Pope Francis, center right, salutes Chicago Archbishop Blase Cupich at the end of his weekly general audience in St. Peter’s Square at the Vatican on Sept. 2, 2015.
Photo by Alessandra Tarantino

Regarding the Jan. 17 Metro article “Wuerl apologizes for false statements”:

It has been important to know the facts concerning the Catholic Church’s sex abuse scandal and Cardinal Donald Wuerl’s involvement in former c ardinal Theodore McCarrick’s sexual misconduct scandal. I trust there will be just as thorough reporting of the Catholic Church’s reform of sexual abuse and abuse-of-authority standards as the global church hierarchy meets at its synod.
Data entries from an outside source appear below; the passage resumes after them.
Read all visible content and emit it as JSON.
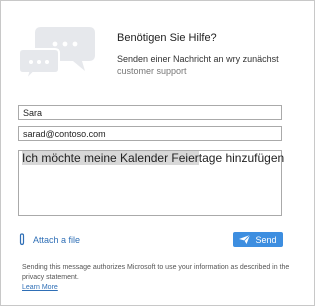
{
  "header": {
    "title": "Benötigen Sie Hilfe?",
    "subtitle_line1": "Senden einer Nachricht an wry zunächst",
    "subtitle_line2": "customer support",
    "icon": "chat-bubbles-icon"
  },
  "form": {
    "name_value": "Sara",
    "email_value": "sarad@contoso.com",
    "message_highlighted": "Ich möchte meine Kalender Feier",
    "message_rest": "tage hinzufügen"
  },
  "actions": {
    "attach_label": "Attach a file",
    "attach_icon": "paperclip-icon",
    "send_label": "Send",
    "send_icon": "paper-plane-icon",
    "accent_color": "#3d8ee0"
  },
  "footer": {
    "disclaimer": "Sending this message authorizes Microsoft to use your information as described in the privacy statement.",
    "learn_more": "Learn More"
  }
}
Church leaders realize they have “nowhere to run, nowhere to hide,” in the words of the Martha and the Vandellas song. 

I received personal assurance from Cardinal Blase Cupich, a key U.S. synod member, that he supports our mutual aspirations for truth, justice and hierarchy accountability. Some key elements to achieve these goals are the hierarchy being subject to the same preventive standards as the rest of the church faithful, churchwide full disclosure of past sex abuse and abuse-of-authority allegations, hotline reporting of abuse allegations, referral of all allegations to a lay-led independent episcopal commission and to law enforcement for simultaneous impartial investigation, referral of commission assessments of clergy suitability to Vatican authorities for final judgment and sanctions, psychosexual evaluation of current and future bishops, and reform of church governance that led to hierarchy abuse of authority.